Sure, whitespace is significant, but I've never had it break easily or be "brittle" as you say
The Jabber Python MSN transport shipped with an intent bug in an error path for several releases. The error path was never hit on the developer's test machine, but always hit for me because I didn't install one of the optional libraries. The error was caused by mixing tabs and spaces, and so looked correct in the editor, but Python happened to interpret a tab as a different number of spaces to the editor[1] and so it ended up doing something different.
This is what people mean when they call it fragile. You can introduce bugs as a result, but never see them unless you hit the code path in question (this, by the way, is a common source of exploitable bugs in all languages: code paths that are rarely hit that contain bugs, and Python makes them so easy to introduce). Meanwhile, in any language that either enforced the no-mixing-tabs-and-spaces rule with static checking[2], or which had a block delimiter character, these would be caught statically at parse time.

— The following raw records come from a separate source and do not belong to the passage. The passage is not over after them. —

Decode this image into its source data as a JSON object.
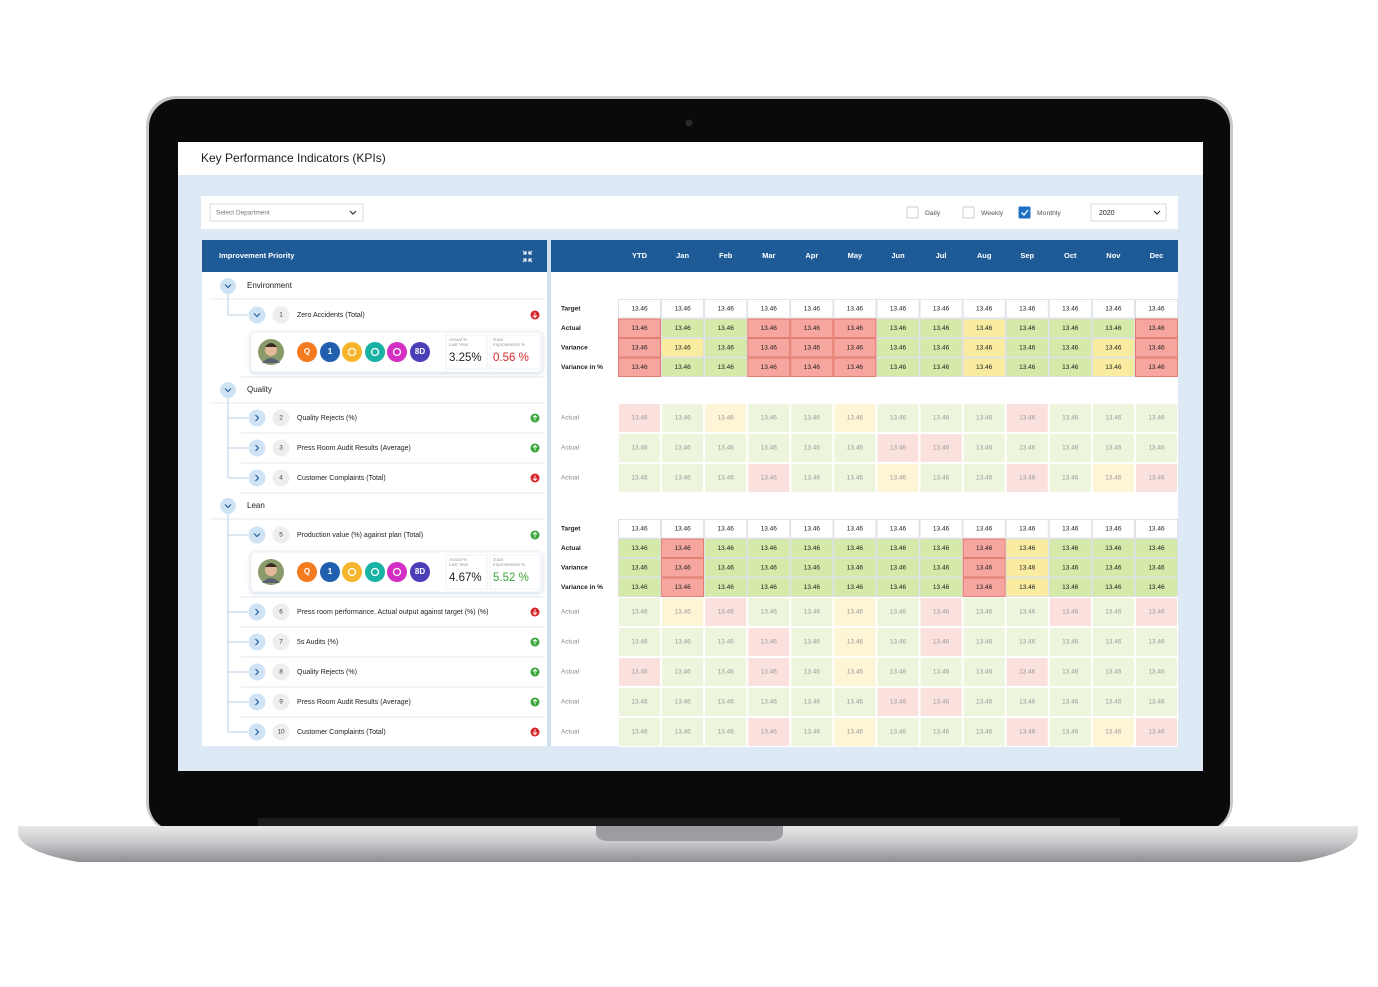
{
  "header": {
    "title": "Key Performance Indicators (KPIs)"
  },
  "filters": {
    "department": "Select Department",
    "options": [
      {
        "label": "Daily",
        "checked": false
      },
      {
        "label": "Weekly",
        "checked": false
      },
      {
        "label": "Monthly",
        "checked": true
      }
    ],
    "year": "2020"
  },
  "table": {
    "panel_title": "Improvement Priority",
    "columns": [
      "YTD",
      "Jan",
      "Feb",
      "Mar",
      "Apr",
      "May",
      "Jun",
      "Jul",
      "Aug",
      "Sep",
      "Oct",
      "Nov",
      "Dec"
    ],
    "groups": [
      {
        "name": "Environment",
        "items": [
          {
            "number": 1,
            "name": "Zero Accidents (Total)",
            "status_color": "#d7262b",
            "details": {
              "badges": [
                {
                  "text": "Q",
                  "color": "#f47b20"
                },
                {
                  "text": "1",
                  "color": "#1f5fae"
                },
                {
                  "color": "#f7b52c"
                },
                {
                  "color": "#19b3a6"
                },
                {
                  "color": "#d42fc4"
                },
                {
                  "text": "8D",
                  "color": "#4b3fb8"
                }
              ],
              "stats": [
                {
                  "label": [
                    "Actual %",
                    "Last Year"
                  ],
                  "value": "3.25%",
                  "color": "#222222"
                },
                {
                  "label": [
                    "Goal",
                    "Improvement %"
                  ],
                  "value": "0.56 %",
                  "color": "#d7262b"
                }
              ]
            },
            "rows": [
              {
                "label": "Target",
                "values": [
                  "13.46",
                  "13.46",
                  "13.46",
                  "13.46",
                  "13.46",
                  "13.46",
                  "13.46",
                  "13.46",
                  "13.46",
                  "13.46",
                  "13.46",
                  "13.46",
                  "13.46"
                ]
              },
              {
                "label": "Actual",
                "values": [
                  "13.46",
                  "13.46",
                  "13.46",
                  "13.46",
                  "13.46",
                  "13.46",
                  "13.46",
                  "13.46",
                  "13.46",
                  "13.46",
                  "13.46",
                  "13.46",
                  "13.46"
                ],
                "colors": [
                  "#f6a69e",
                  "#d5e9a8",
                  "#d5e9a8",
                  "#f6a69e",
                  "#f6a69e",
                  "#f6a69e",
                  "#d5e9a8",
                  "#d5e9a8",
                  "#f9eca0",
                  "#d5e9a8",
                  "#d5e9a8",
                  "#d5e9a8",
                  "#f6a69e"
                ]
              },
              {
                "label": "Variance",
                "values": [
                  "13.46",
                  "13.46",
                  "13.46",
                  "13.46",
                  "13.46",
                  "13.46",
                  "13.46",
                  "13.46",
                  "13.46",
                  "13.46",
                  "13.46",
                  "13.46",
                  "13.46"
                ],
                "colors": [
                  "#f6a69e",
                  "#f9eca0",
                  "#d5e9a8",
                  "#f6a69e",
                  "#f6a69e",
                  "#f6a69e",
                  "#d5e9a8",
                  "#d5e9a8",
                  "#f9eca0",
                  "#d5e9a8",
                  "#d5e9a8",
                  "#f9eca0",
                  "#f6a69e"
                ]
              },
              {
                "label": "Variance in %",
                "values": [
                  "13.46",
                  "13.46",
                  "13.46",
                  "13.46",
                  "13.46",
                  "13.46",
                  "13.46",
                  "13.46",
                  "13.46",
                  "13.46",
                  "13.46",
                  "13.46",
                  "13.46"
                ],
                "colors": [
                  "#f6a69e",
                  "#d5e9a8",
                  "#d5e9a8",
                  "#f6a69e",
                  "#f6a69e",
                  "#f6a69e",
                  "#d5e9a8",
                  "#d5e9a8",
                  "#f9eca0",
                  "#d5e9a8",
                  "#d5e9a8",
                  "#f9eca0",
                  "#f6a69e"
                ]
              }
            ]
          }
        ]
      },
      {
        "name": "Quality",
        "items": [
          {
            "number": 2,
            "name": "Quality Rejects (%)",
            "status_color": "#3aa63a",
            "rows": [
              {
                "label": "Actual",
                "values": [
                  "13.46",
                  "13.46",
                  "13.46",
                  "13.46",
                  "13.46",
                  "13.46",
                  "13.46",
                  "13.46",
                  "13.46",
                  "13.46",
                  "13.46",
                  "13.46",
                  "13.46"
                ],
                "colors": [
                  "#fbe1dd",
                  "#eef5dd",
                  "#fdf5d5",
                  "#eef5dd",
                  "#eef5dd",
                  "#fdf5d5",
                  "#eef5dd",
                  "#eef5dd",
                  "#eef5dd",
                  "#fbe1dd",
                  "#eef5dd",
                  "#eef5dd",
                  "#eef5dd"
                ]
              }
            ]
          },
          {
            "number": 3,
            "name": "Press Room Audit Results (Average)",
            "status_color": "#3aa63a",
            "rows": [
              {
                "label": "Actual",
                "values": [
                  "13.46",
                  "13.46",
                  "13.46",
                  "13.46",
                  "13.46",
                  "13.46",
                  "13.46",
                  "13.46",
                  "13.46",
                  "13.46",
                  "13.46",
                  "13.46",
                  "13.46"
                ],
                "colors": [
                  "#eef5dd",
                  "#eef5dd",
                  "#eef5dd",
                  "#eef5dd",
                  "#eef5dd",
                  "#eef5dd",
                  "#fbe1dd",
                  "#fbe1dd",
                  "#eef5dd",
                  "#eef5dd",
                  "#eef5dd",
                  "#eef5dd",
                  "#eef5dd"
                ]
              }
            ]
          },
          {
            "number": 4,
            "name": "Customer Complaints (Total)",
            "status_color": "#d7262b",
            "rows": [
              {
                "label": "Actual",
                "values": [
                  "13.46",
                  "13.46",
                  "13.46",
                  "13.46",
                  "13.46",
                  "13.46",
                  "13.46",
                  "13.46",
                  "13.46",
                  "13.46",
                  "13.46",
                  "13.46",
                  "13.46"
                ],
                "colors": [
                  "#eef5dd",
                  "#eef5dd",
                  "#eef5dd",
                  "#fbe1dd",
                  "#eef5dd",
                  "#eef5dd",
                  "#fdf5d5",
                  "#eef5dd",
                  "#eef5dd",
                  "#fbe1dd",
                  "#eef5dd",
                  "#fdf5d5",
                  "#fbe1dd"
                ]
              }
            ]
          }
        ]
      },
      {
        "name": "Lean",
        "items": [
          {
            "number": 5,
            "name": "Production value (%) against plan (Total)",
            "status_color": "#3aa63a",
            "details": {
              "badges": [
                {
                  "text": "Q",
                  "color": "#f47b20"
                },
                {
                  "text": "1",
                  "color": "#1f5fae"
                },
                {
                  "color": "#f7b52c"
                },
                {
                  "color": "#19b3a6"
                },
                {
                  "color": "#d42fc4"
                },
                {
                  "text": "8D",
                  "color": "#4b3fb8"
                }
              ],
              "stats": [
                {
                  "label": [
                    "Actual %",
                    "Last Year"
                  ],
                  "value": "4.67%",
                  "color": "#222222"
                },
                {
                  "label": [
                    "Goal",
                    "Improvement %"
                  ],
                  "value": "5.52 %",
                  "color": "#3aa63a"
                }
              ]
            },
            "rows": [
              {
                "label": "Target",
                "values": [
                  "13.46",
                  "13.46",
                  "13.46",
                  "13.46",
                  "13.46",
                  "13.46",
                  "13.46",
                  "13.46",
                  "13.46",
                  "13.46",
                  "13.46",
                  "13.46",
                  "13.46"
                ]
              },
              {
                "label": "Actual",
                "values": [
                  "13.46",
                  "13.46",
                  "13.46",
                  "13.46",
                  "13.46",
                  "13.46",
                  "13.46",
                  "13.46",
                  "13.46",
                  "13.46",
                  "13.46",
                  "13.46",
                  "13.46"
                ],
                "colors": [
                  "#d5e9a8",
                  "#f6a69e",
                  "#d5e9a8",
                  "#d5e9a8",
                  "#d5e9a8",
                  "#d5e9a8",
                  "#d5e9a8",
                  "#d5e9a8",
                  "#f6a69e",
                  "#f9eca0",
                  "#d5e9a8",
                  "#d5e9a8",
                  "#d5e9a8"
                ]
              },
              {
                "label": "Variance",
                "values": [
                  "13.46",
                  "13.46",
                  "13.46",
                  "13.46",
                  "13.46",
                  "13.46",
                  "13.46",
                  "13.46",
                  "13.46",
                  "13.46",
                  "13.46",
                  "13.46",
                  "13.46"
                ],
                "colors": [
                  "#d5e9a8",
                  "#f6a69e",
                  "#d5e9a8",
                  "#d5e9a8",
                  "#d5e9a8",
                  "#d5e9a8",
                  "#d5e9a8",
                  "#d5e9a8",
                  "#f6a69e",
                  "#f9eca0",
                  "#d5e9a8",
                  "#d5e9a8",
                  "#d5e9a8"
                ]
              },
              {
                "label": "Variance in %",
                "values": [
                  "13.46",
                  "13.46",
                  "13.46",
                  "13.46",
                  "13.46",
                  "13.46",
                  "13.46",
                  "13.46",
                  "13.46",
                  "13.46",
                  "13.46",
                  "13.46",
                  "13.46"
                ],
                "colors": [
                  "#d5e9a8",
                  "#f6a69e",
                  "#d5e9a8",
                  "#d5e9a8",
                  "#d5e9a8",
                  "#d5e9a8",
                  "#d5e9a8",
                  "#d5e9a8",
                  "#f6a69e",
                  "#f9eca0",
                  "#d5e9a8",
                  "#d5e9a8",
                  "#d5e9a8"
                ]
              }
            ]
          },
          {
            "number": 6,
            "name": "Press room performance. Actual output against target (%) (%)",
            "status_color": "#d7262b",
            "rows": [
              {
                "label": "Actual",
                "values": [
                  "13.46",
                  "13.46",
                  "13.46",
                  "13.46",
                  "13.46",
                  "13.46",
                  "13.46",
                  "13.46",
                  "13.46",
                  "13.46",
                  "13.46",
                  "13.46",
                  "13.46"
                ],
                "colors": [
                  "#eef5dd",
                  "#fdf5d5",
                  "#fbe1dd",
                  "#eef5dd",
                  "#eef5dd",
                  "#fdf5d5",
                  "#eef5dd",
                  "#fbe1dd",
                  "#eef5dd",
                  "#eef5dd",
                  "#fbe1dd",
                  "#eef5dd",
                  "#fbe1dd"
                ]
              }
            ]
          },
          {
            "number": 7,
            "name": "5s Audits (%)",
            "status_color": "#3aa63a",
            "rows": [
              {
                "label": "Actual",
                "values": [
                  "13.46",
                  "13.46",
                  "13.46",
                  "13.46",
                  "13.46",
                  "13.46",
                  "13.46",
                  "13.46",
                  "13.46",
                  "13.46",
                  "13.46",
                  "13.46",
                  "13.46"
                ],
                "colors": [
                  "#eef5dd",
                  "#eef5dd",
                  "#eef5dd",
                  "#fbe1dd",
                  "#eef5dd",
                  "#fdf5d5",
                  "#eef5dd",
                  "#fbe1dd",
                  "#eef5dd",
                  "#eef5dd",
                  "#eef5dd",
                  "#eef5dd",
                  "#eef5dd"
                ]
              }
            ]
          },
          {
            "number": 8,
            "name": "Quality Rejects (%)",
            "status_color": "#3aa63a",
            "rows": [
              {
                "label": "Actual",
                "values": [
                  "13.46",
                  "13.46",
                  "13.46",
                  "13.46",
                  "13.46",
                  "13.46",
                  "13.46",
                  "13.46",
                  "13.46",
                  "13.46",
                  "13.46",
                  "13.46",
                  "13.46"
                ],
                "colors": [
                  "#fbe1dd",
                  "#eef5dd",
                  "#eef5dd",
                  "#fbe1dd",
                  "#eef5dd",
                  "#fdf5d5",
                  "#eef5dd",
                  "#eef5dd",
                  "#eef5dd",
                  "#fbe1dd",
                  "#eef5dd",
                  "#eef5dd",
                  "#eef5dd"
                ]
              }
            ]
          },
          {
            "number": 9,
            "name": "Press Room Audit Results (Average)",
            "status_color": "#3aa63a",
            "rows": [
              {
                "label": "Actual",
                "values": [
                  "13.46",
                  "13.46",
                  "13.46",
                  "13.46",
                  "13.46",
                  "13.46",
                  "13.46",
                  "13.46",
                  "13.46",
                  "13.46",
                  "13.46",
                  "13.46",
                  "13.46"
                ],
                "colors": [
                  "#eef5dd",
                  "#eef5dd",
                  "#eef5dd",
                  "#eef5dd",
                  "#eef5dd",
                  "#eef5dd",
                  "#fbe1dd",
                  "#fbe1dd",
                  "#eef5dd",
                  "#eef5dd",
                  "#eef5dd",
                  "#eef5dd",
                  "#eef5dd"
                ]
              }
            ]
          },
          {
            "number": 10,
            "name": "Customer Complaints (Total)",
            "status_color": "#d7262b",
            "rows": [
              {
                "label": "Actual",
                "values": [
                  "13.46",
                  "13.46",
                  "13.46",
                  "13.46",
                  "13.46",
                  "13.46",
                  "13.46",
                  "13.46",
                  "13.46",
                  "13.46",
                  "13.46",
                  "13.46",
                  "13.46"
                ],
                "colors": [
                  "#eef5dd",
                  "#eef5dd",
                  "#eef5dd",
                  "#fbe1dd",
                  "#eef5dd",
                  "#fdf5d5",
                  "#eef5dd",
                  "#eef5dd",
                  "#eef5dd",
                  "#fbe1dd",
                  "#eef5dd",
                  "#fdf5d5",
                  "#fbe1dd"
                ]
              }
            ]
          }
        ]
      }
    ]
  }
}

I can think of no other language where such a high proportion of code that I've run that has shipped as working releases has needed me to fix it before it will even start. As far as I can tell, all of the refugees from VB6 ended up writing shoddy Python code. Is it the language's fault? Well, it certainly doesn't help. I've been asking Python programmers for the last year what an else clause on a for loop meant. Last Friday, one gave the correct answer for the first time. Why do I know what it means? Because a person who wrote some (and shipped) some code using it apparently didn't...
[1] Ignoring Python's general hostility to using the character that means 'indent by one level' for indents, any language with significant whitespace that doesn't error when you have a line that has both tabs and spaces at the start of a line is broken.
[2] I believe that Python now has an option to check this. It should have been on by default since the first release.